Нóга зевнула. Тель-авивская жара и сытная еда нагнали не нее сонную одурь и, заметив это, мать предложила ей немного прикорнуть.
– Поспи немножко и отдохни от мыслей о моих делах. А заодно и опробуй эту кровать, потому что я собираюсь, в случае если поддамся на уговоры Хони и переберусь сюда, перевезти ту, электрическую.
– Да уж… та кровать нечто. По ночам я разрываюсь между желанием поспать на ней – или вернуться на ту, на которой спала в молодости.

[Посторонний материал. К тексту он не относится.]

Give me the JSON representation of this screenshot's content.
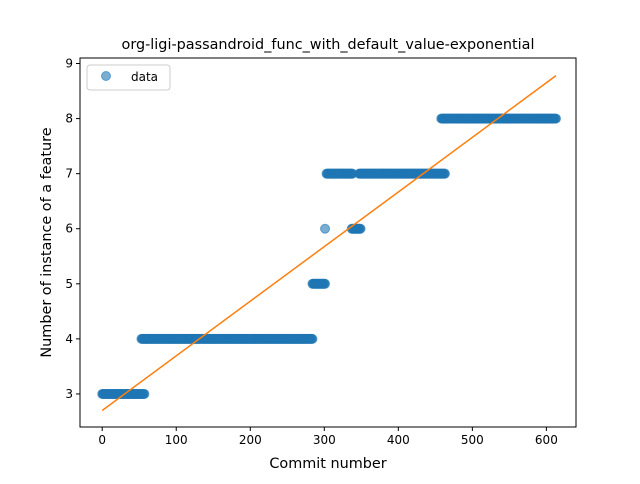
{
  "chart_data": {
    "type": "scatter",
    "title": "org-ligi-passandroid_func_with_default_value-exponential",
    "xlabel": "Commit number",
    "ylabel": "Number of instance of a feature",
    "xlim": [
      -30,
      640
    ],
    "ylim": [
      2.4,
      9.1
    ],
    "xticks": [
      0,
      100,
      200,
      300,
      400,
      500,
      600
    ],
    "yticks": [
      3,
      4,
      5,
      6,
      7,
      8,
      9
    ],
    "legend": {
      "position": "top-left",
      "entries": [
        "data"
      ]
    },
    "grid": false,
    "colors": {
      "data": "#1f77b4",
      "fit": "#ff7f0e"
    },
    "data_segments": [
      {
        "x_start": 0,
        "x_end": 57,
        "y": 3
      },
      {
        "x_start": 53,
        "x_end": 284,
        "y": 4
      },
      {
        "x_start": 284,
        "x_end": 301,
        "y": 5
      },
      {
        "x_start": 301,
        "x_end": 301,
        "y": 6
      },
      {
        "x_start": 303,
        "x_end": 338,
        "y": 7
      },
      {
        "x_start": 337,
        "x_end": 349,
        "y": 6
      },
      {
        "x_start": 347,
        "x_end": 463,
        "y": 7
      },
      {
        "x_start": 458,
        "x_end": 613,
        "y": 8
      }
    ],
    "fit_line": {
      "x": [
        0,
        613
      ],
      "y": [
        2.7,
        8.78
      ]
    }
  }
}
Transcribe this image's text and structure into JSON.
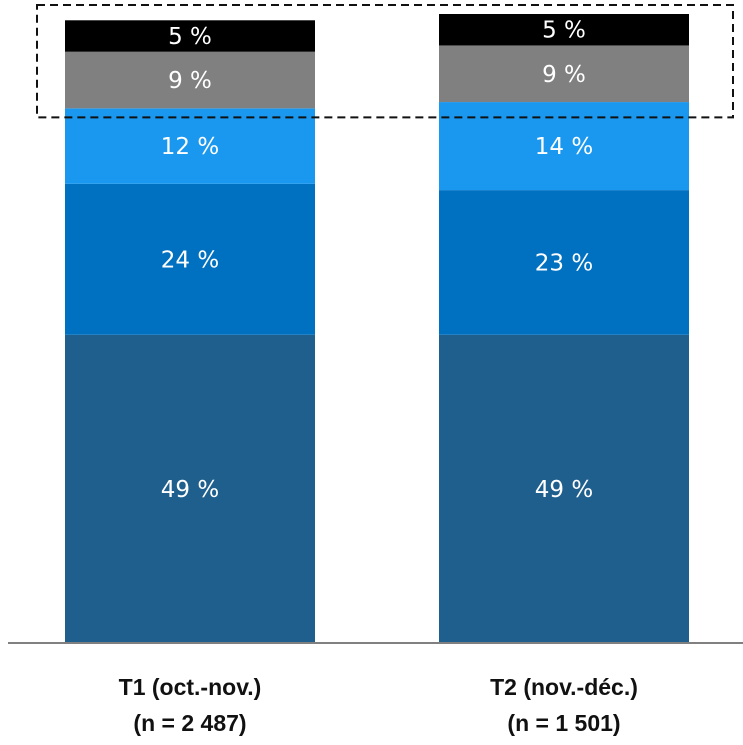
{
  "chart_data": {
    "type": "bar",
    "stacked": true,
    "categories": [
      {
        "line1": "T1 (oct.-nov.)",
        "line2": "(n = 2 487)"
      },
      {
        "line1": "T2 (nov.-déc.)",
        "line2": "(n = 1 501)"
      }
    ],
    "series": [
      {
        "values": [
          49,
          49
        ],
        "labels": [
          "49 %",
          "49 %"
        ],
        "color": "#1f5f8d"
      },
      {
        "values": [
          24,
          23
        ],
        "labels": [
          "24 %",
          "23 %"
        ],
        "color": "#0070c0"
      },
      {
        "values": [
          12,
          14
        ],
        "labels": [
          "12 %",
          "14 %"
        ],
        "color": "#1a98f0"
      },
      {
        "values": [
          9,
          9
        ],
        "labels": [
          "9 %",
          "9 %"
        ],
        "color": "#808080"
      },
      {
        "values": [
          5,
          5
        ],
        "labels": [
          "5 %",
          "5 %"
        ],
        "color": "#000000"
      }
    ],
    "highlight": {
      "series": [
        3,
        4
      ],
      "style": "dashed-box"
    },
    "ylim": [
      0,
      100
    ],
    "grid": false,
    "legend": "none",
    "axis_color": "#808080"
  }
}
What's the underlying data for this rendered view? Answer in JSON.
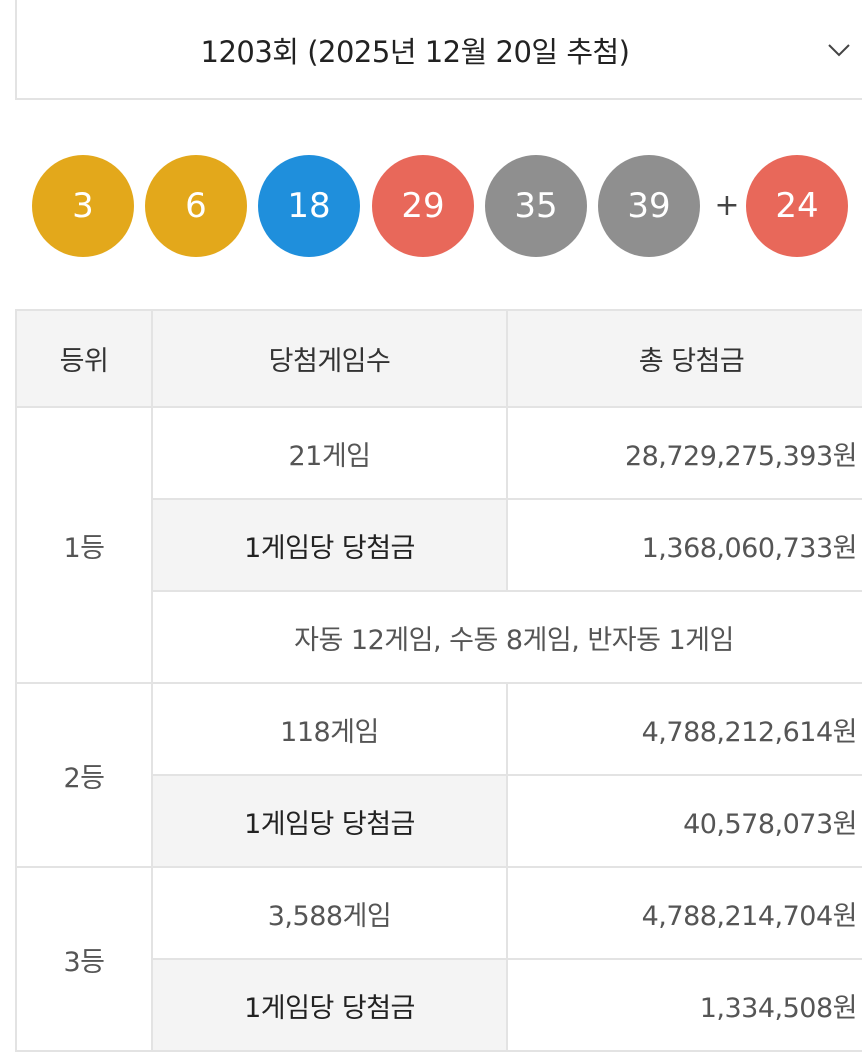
{
  "header": {
    "round_label": "1203회 (2025년 12월 20일 추첨)",
    "dropdown_icon": "chevron-down-icon"
  },
  "numbers": {
    "main": [
      {
        "value": "3",
        "color": "#e3a81b"
      },
      {
        "value": "6",
        "color": "#e3a81b"
      },
      {
        "value": "18",
        "color": "#1f8fdc"
      },
      {
        "value": "29",
        "color": "#e8685a"
      },
      {
        "value": "35",
        "color": "#8f8f8f"
      },
      {
        "value": "39",
        "color": "#8f8f8f"
      }
    ],
    "plus": "+",
    "bonus": {
      "value": "24",
      "color": "#e8685a"
    }
  },
  "table": {
    "headers": [
      "등위",
      "당첨게임수",
      "총 당첨금"
    ],
    "rows": [
      {
        "rank": "1등",
        "games": "21게임",
        "total": "28,729,275,393원",
        "per_game_label": "1게임당 당첨금",
        "per_game": "1,368,060,733원",
        "detail": "자동 12게임, 수동 8게임, 반자동 1게임"
      },
      {
        "rank": "2등",
        "games": "118게임",
        "total": "4,788,212,614원",
        "per_game_label": "1게임당 당첨금",
        "per_game": "40,578,073원"
      },
      {
        "rank": "3등",
        "games": "3,588게임",
        "total": "4,788,214,704원",
        "per_game_label": "1게임당 당첨금",
        "per_game": "1,334,508원"
      }
    ]
  }
}
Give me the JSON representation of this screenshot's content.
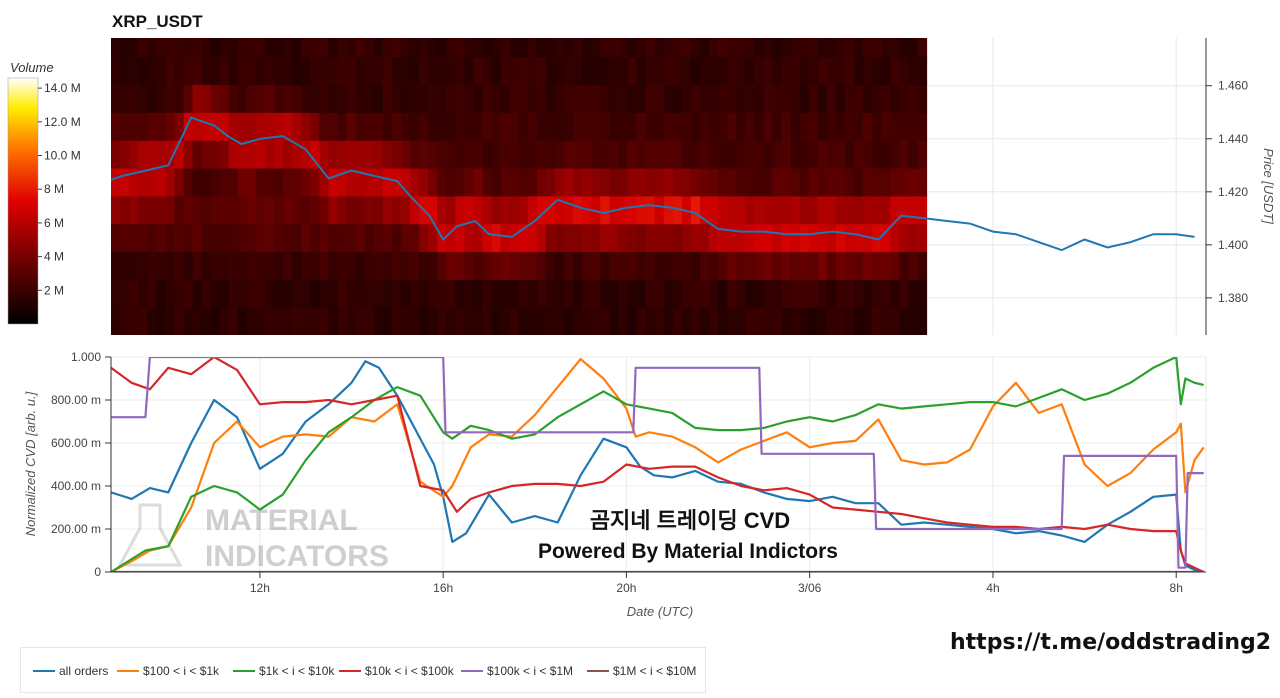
{
  "chart_data": [
    {
      "type": "heatmap",
      "title": "XRP_USDT",
      "ylabel": "Price [USDT]",
      "ylim": [
        1.366,
        1.478
      ],
      "y_ticks": [
        "1.380",
        "1.400",
        "1.420",
        "1.440",
        "1.460"
      ],
      "colorbar": {
        "title": "Volume",
        "ticks": [
          "2 M",
          "4 M",
          "6 M",
          "8 M",
          "10.0 M",
          "12.0 M",
          "14.0 M"
        ]
      },
      "heatmap_intensity_by_price_band": [
        {
          "price": 1.376,
          "level": 0.1
        },
        {
          "price": 1.386,
          "level": 0.12
        },
        {
          "price": 1.396,
          "level": 0.25
        },
        {
          "price": 1.406,
          "level": 0.55
        },
        {
          "price": 1.416,
          "level": 0.7
        },
        {
          "price": 1.426,
          "level": 0.45
        },
        {
          "price": 1.436,
          "level": 0.4
        },
        {
          "price": 1.446,
          "level": 0.35
        },
        {
          "price": 1.456,
          "level": 0.18
        },
        {
          "price": 1.466,
          "level": 0.15
        }
      ],
      "series": [
        {
          "color": "#1f77b4",
          "x": [
            8.5,
            9.0,
            9.5,
            10.0,
            10.5,
            11.0,
            11.3,
            11.6,
            12.0,
            12.5,
            13.0,
            13.5,
            14.0,
            14.5,
            15.0,
            15.3,
            15.7,
            16.0,
            16.3,
            16.7,
            17.0,
            17.5,
            18.0,
            18.5,
            19.0,
            19.5,
            20.0,
            20.5,
            21.0,
            21.5,
            22.0,
            22.5,
            23.0,
            23.5,
            24.0,
            24.5,
            25.0,
            25.5,
            26.0,
            26.5,
            27.0,
            27.5,
            28.0,
            28.5,
            29.0,
            29.5,
            30.0,
            30.5,
            31.0,
            31.5,
            32.0,
            32.4
          ],
          "y": [
            1.423,
            1.426,
            1.428,
            1.43,
            1.448,
            1.445,
            1.441,
            1.438,
            1.44,
            1.441,
            1.436,
            1.425,
            1.428,
            1.426,
            1.424,
            1.418,
            1.411,
            1.402,
            1.407,
            1.409,
            1.404,
            1.403,
            1.409,
            1.417,
            1.414,
            1.412,
            1.414,
            1.415,
            1.414,
            1.412,
            1.406,
            1.405,
            1.405,
            1.404,
            1.404,
            1.405,
            1.404,
            1.402,
            1.411,
            1.41,
            1.409,
            1.408,
            1.405,
            1.404,
            1.401,
            1.398,
            1.402,
            1.399,
            1.401,
            1.404,
            1.404,
            1.403
          ]
        }
      ],
      "x_ticks": [
        {
          "x": 12,
          "label": "12h"
        },
        {
          "x": 16,
          "label": "16h"
        },
        {
          "x": 20,
          "label": "20h"
        },
        {
          "x": 24,
          "label": "3/06"
        },
        {
          "x": 28,
          "label": "4h"
        },
        {
          "x": 32,
          "label": "8h"
        }
      ],
      "x_range": [
        8.75,
        32.65
      ],
      "heatmap_end_x": 26.55
    },
    {
      "type": "line",
      "xlabel": "Date (UTC)",
      "ylabel": "Normalized CVD [arb. u.]",
      "ylim": [
        0,
        1.0
      ],
      "y_ticks": [
        "0",
        "200.00 m",
        "400.00 m",
        "600.00 m",
        "800.00 m",
        "1.000"
      ],
      "series": [
        {
          "name": "all orders",
          "color": "#1f77b4",
          "x": [
            8.75,
            9.2,
            9.6,
            10.0,
            10.5,
            11.0,
            11.5,
            12.0,
            12.5,
            13.0,
            13.5,
            14.0,
            14.3,
            14.6,
            15.0,
            15.4,
            15.8,
            16.0,
            16.2,
            16.5,
            17.0,
            17.5,
            18.0,
            18.5,
            19.0,
            19.5,
            20.0,
            20.3,
            20.6,
            21.0,
            21.5,
            22.0,
            22.5,
            23.0,
            23.5,
            24.0,
            24.5,
            25.0,
            25.5,
            26.0,
            26.5,
            27.0,
            27.5,
            28.0,
            28.5,
            29.0,
            29.5,
            30.0,
            30.5,
            31.0,
            31.5,
            32.0,
            32.1,
            32.2,
            32.4,
            32.6
          ],
          "y": [
            0.37,
            0.34,
            0.39,
            0.37,
            0.6,
            0.8,
            0.72,
            0.48,
            0.55,
            0.7,
            0.78,
            0.88,
            0.98,
            0.95,
            0.82,
            0.66,
            0.5,
            0.35,
            0.14,
            0.18,
            0.36,
            0.23,
            0.26,
            0.23,
            0.45,
            0.62,
            0.58,
            0.49,
            0.45,
            0.44,
            0.47,
            0.42,
            0.41,
            0.37,
            0.34,
            0.33,
            0.35,
            0.32,
            0.32,
            0.22,
            0.23,
            0.22,
            0.21,
            0.2,
            0.18,
            0.19,
            0.17,
            0.14,
            0.22,
            0.28,
            0.35,
            0.36,
            0.1,
            0.03,
            0.01,
            0.0
          ]
        },
        {
          "name": "$100 < i < $1k",
          "color": "#ff7f0e",
          "x": [
            8.75,
            9.2,
            9.6,
            10.0,
            10.5,
            11.0,
            11.5,
            12.0,
            12.5,
            13.0,
            13.5,
            14.0,
            14.5,
            15.0,
            15.5,
            16.0,
            16.2,
            16.6,
            17.0,
            17.5,
            18.0,
            18.5,
            19.0,
            19.5,
            20.0,
            20.2,
            20.5,
            21.0,
            21.5,
            22.0,
            22.5,
            23.0,
            23.5,
            24.0,
            24.5,
            25.0,
            25.5,
            26.0,
            26.5,
            27.0,
            27.5,
            28.0,
            28.5,
            29.0,
            29.5,
            30.0,
            30.5,
            31.0,
            31.5,
            32.0,
            32.1,
            32.2,
            32.4,
            32.6
          ],
          "y": [
            0.0,
            0.05,
            0.1,
            0.12,
            0.3,
            0.6,
            0.7,
            0.58,
            0.63,
            0.64,
            0.63,
            0.72,
            0.7,
            0.78,
            0.42,
            0.35,
            0.4,
            0.58,
            0.64,
            0.63,
            0.73,
            0.86,
            0.99,
            0.9,
            0.76,
            0.63,
            0.65,
            0.63,
            0.58,
            0.51,
            0.57,
            0.61,
            0.65,
            0.58,
            0.6,
            0.61,
            0.71,
            0.52,
            0.5,
            0.51,
            0.57,
            0.77,
            0.88,
            0.74,
            0.78,
            0.5,
            0.4,
            0.46,
            0.57,
            0.65,
            0.69,
            0.37,
            0.52,
            0.58
          ]
        },
        {
          "name": "$1k < i < $10k",
          "color": "#2ca02c",
          "x": [
            8.75,
            9.5,
            10.0,
            10.5,
            11.0,
            11.5,
            12.0,
            12.5,
            13.0,
            13.5,
            14.0,
            14.5,
            15.0,
            15.5,
            16.0,
            16.2,
            16.6,
            17.0,
            17.5,
            18.0,
            18.5,
            19.0,
            19.5,
            20.0,
            20.5,
            21.0,
            21.5,
            22.0,
            22.5,
            23.0,
            23.5,
            24.0,
            24.5,
            25.0,
            25.5,
            26.0,
            26.5,
            27.0,
            27.5,
            28.0,
            28.5,
            29.0,
            29.5,
            30.0,
            30.5,
            31.0,
            31.5,
            32.0,
            32.1,
            32.2,
            32.4,
            32.6
          ],
          "y": [
            0.0,
            0.1,
            0.12,
            0.35,
            0.4,
            0.37,
            0.29,
            0.36,
            0.52,
            0.65,
            0.72,
            0.8,
            0.86,
            0.82,
            0.65,
            0.62,
            0.68,
            0.66,
            0.62,
            0.64,
            0.72,
            0.78,
            0.84,
            0.78,
            0.76,
            0.74,
            0.67,
            0.66,
            0.66,
            0.67,
            0.7,
            0.72,
            0.7,
            0.73,
            0.78,
            0.76,
            0.77,
            0.78,
            0.79,
            0.79,
            0.77,
            0.81,
            0.85,
            0.8,
            0.83,
            0.88,
            0.95,
            1.0,
            0.78,
            0.9,
            0.88,
            0.87
          ]
        },
        {
          "name": "$10k < i < $100k",
          "color": "#d62728",
          "x": [
            8.75,
            9.2,
            9.6,
            10.0,
            10.5,
            11.0,
            11.5,
            12.0,
            12.5,
            13.0,
            13.5,
            14.0,
            14.5,
            15.0,
            15.5,
            16.0,
            16.3,
            16.6,
            17.0,
            17.5,
            18.0,
            18.5,
            19.0,
            19.5,
            20.0,
            20.5,
            21.0,
            21.5,
            22.0,
            22.5,
            23.0,
            23.5,
            24.0,
            24.5,
            25.0,
            25.5,
            26.0,
            26.5,
            27.0,
            27.5,
            28.0,
            28.5,
            29.0,
            29.5,
            30.0,
            30.5,
            31.0,
            31.5,
            32.0,
            32.1,
            32.2,
            32.4,
            32.6
          ],
          "y": [
            0.95,
            0.88,
            0.85,
            0.95,
            0.92,
            1.0,
            0.94,
            0.78,
            0.79,
            0.79,
            0.8,
            0.78,
            0.8,
            0.82,
            0.4,
            0.38,
            0.28,
            0.34,
            0.37,
            0.4,
            0.41,
            0.41,
            0.4,
            0.42,
            0.5,
            0.48,
            0.49,
            0.49,
            0.44,
            0.4,
            0.38,
            0.39,
            0.36,
            0.3,
            0.29,
            0.28,
            0.27,
            0.25,
            0.23,
            0.22,
            0.21,
            0.21,
            0.2,
            0.21,
            0.2,
            0.22,
            0.2,
            0.19,
            0.19,
            0.1,
            0.04,
            0.02,
            0.0
          ]
        },
        {
          "name": "$100k < i < $1M",
          "color": "#9467bd",
          "x": [
            8.75,
            9.5,
            9.6,
            16.0,
            16.05,
            20.15,
            20.2,
            22.9,
            22.95,
            25.4,
            25.45,
            29.5,
            29.55,
            32.0,
            32.05,
            32.2,
            32.25,
            32.6
          ],
          "y": [
            0.72,
            0.72,
            1.0,
            1.0,
            0.65,
            0.65,
            0.95,
            0.95,
            0.55,
            0.55,
            0.2,
            0.2,
            0.54,
            0.54,
            0.02,
            0.02,
            0.46,
            0.46
          ]
        },
        {
          "name": "$1M < i < $10M",
          "color": "#8c564b",
          "x": [
            8.75,
            32.6
          ],
          "y": [
            0,
            0
          ]
        }
      ],
      "x_ticks": [
        {
          "x": 12,
          "label": "12h"
        },
        {
          "x": 16,
          "label": "16h"
        },
        {
          "x": 20,
          "label": "20h"
        },
        {
          "x": 24,
          "label": "3/06"
        },
        {
          "x": 28,
          "label": "4h"
        },
        {
          "x": 32,
          "label": "8h"
        }
      ],
      "x_range": [
        8.75,
        32.65
      ]
    }
  ],
  "watermark": {
    "line1": "곰지네 트레이딩 CVD",
    "line2": "Powered By Material Indictors",
    "logo_line1": "MATERIAL",
    "logo_line2": "INDICATORS"
  },
  "legend": [
    {
      "label": "all orders",
      "color": "#1f77b4"
    },
    {
      "label": "$100 < i < $1k",
      "color": "#ff7f0e"
    },
    {
      "label": "$1k < i < $10k",
      "color": "#2ca02c"
    },
    {
      "label": "$10k < i < $100k",
      "color": "#d62728"
    },
    {
      "label": "$100k < i < $1M",
      "color": "#9467bd"
    },
    {
      "label": "$1M < i < $10M",
      "color": "#8c564b"
    }
  ],
  "footer_url": "https://t.me/oddstrading2"
}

– Правда? Знаешь, ведь и со мной то же, после того как папа умер, я вдруг поняла, насколько узка была та кровать, на которой мы проспали столько лет; Бог знает, как мы на ней умещались. Когда в нашей квартире появилась эта электрифицированная модель, я не могла сделать окончательный выбор и принялась едва ли всю ночь бродить по спальне – начала с электрической, затем отправилась к твоей, заснула, а проснувшись, побрела к кровати Хони, чтобы оттуда перебраться на диван в гостиной, закончив это путешествие на электрической. И, бродя между кроватями, я поняла, что, так или иначе, в моем распоряжении отныне будет четыре спальных места, а еще – что утром мне нужно будет застелить четыре постели. Так что хочу я того или нет, я должна остановить свой выбор на чем-то одном, ибо, перебравшись в Тель-Авив, я буду владеть лишь одной-единственной из всех этих кроватей.
– Как и любой другой. Вот эта, к примеру, выглядит вполне прилично, и если ты не против, я в эту же минуту опробую ее. Но чем ты сама займешься в это время? Даже если ты замрешь и, не издавая ни звука, будешь просто глядеть на меня, я не смогу уснуть ни на мгновение. Извини…
– Нет, нет… я ухожу. Может, мне сходить в лоджию и поискать кого-нибудь, с кем можно поиграть в карты…
И, стянув с постели простыни, она застелила свежие, сменила наволочку, принесла большую подушку и легкое одеяло в хлопчатобумажном пододеяльнике, включила кондиционер, тут же погнавший приятный ветерок, и опустила жалюзи, затемнив комнату, осведомившись в конце своих забот, не хочет ли гостья попробовать уснуть под какую-нибудь легкую музыку.